The letter signed by Sar Kheng, deputy prime minister and minister of interior, and sent out to all country's 24 provincial and municipal governors and foreign embassies, said the temporary halt in allowing marriage to foreigners was needed to "prevent any negative acts and aims to uphold the honor of the nation and the Cambodian women."
The letter, dated March 29, said some marriages were properly and legally arranged for being a husband and a wife, but some others were "fake, deceitful," and were managed by brokers.
"Some networks of brokers or matchmaking business companies have brought Cambodian women to foreign countries to work as housemaids, or forced (them) into prostitution," Sar Kheng said in the letter.
You Ay, secretary of state for Women's Affairs, said the temporary suspension of the paperwork allowing foreign marriages were mainly applied to foreign men who are willing to marry Cambodian women.
"We have temporally halted all visas for Cambodian women to get married to foreign men," she said, adding that all foreign embassies have been informed of the government's action.

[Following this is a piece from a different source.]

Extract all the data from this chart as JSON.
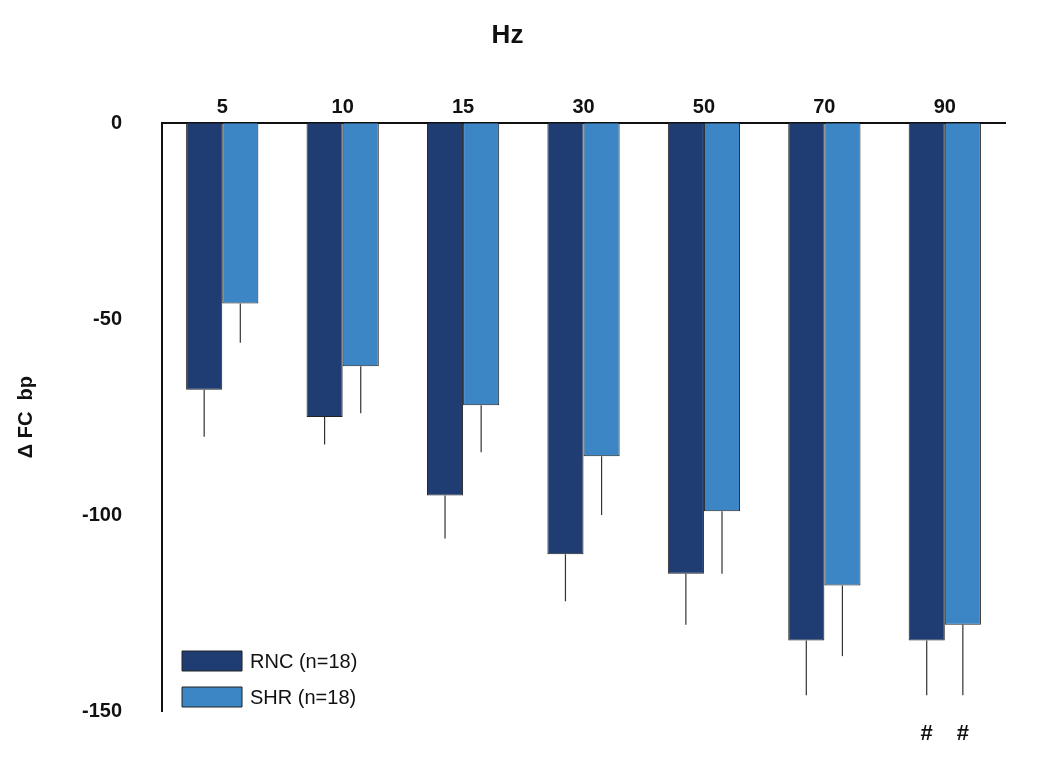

You Ay, however, said the government will re-permit such foreign marriages soon after Cambodia has completed a new rule or legislation dealing with the issue that ministries such as interior, foreign affairs, and women's affairs are now working on.
She, meanwhile, acknowledged there have been some positive benefits for Cambodian women who marry foreign men, but the government has learned of some irregularities and negative impact, mainly in Taiwan and South Korea.
After a fact finding mission in Taiwan last year, the Cambodian Women's Crisis Center, a Cambodian nongovernmental organization, said in a report that 5,219 Cambodian women were living in Taiwan, some of whom had been trafficked outright and many of whom it claimed were enduring some kinds of abuse.
Last month, the International Organization for Migration released a report warning that many Cambodian women went to South Korea through matchmaking brokers.
The report said that over the past four years some 2,500 Cambodian women have married South Korean men in which each man would pay up to $2,000 to marry a woman, but only half the amount went to a bride's family and the rest went to brokers.
Following the government move, the South Korean Embassy in Phnom Penh announced it had already suspended the issuance of the marriage visas.
The embassy said it had issued 1,759 marriage visas in 2007, up from only 72 in 2004.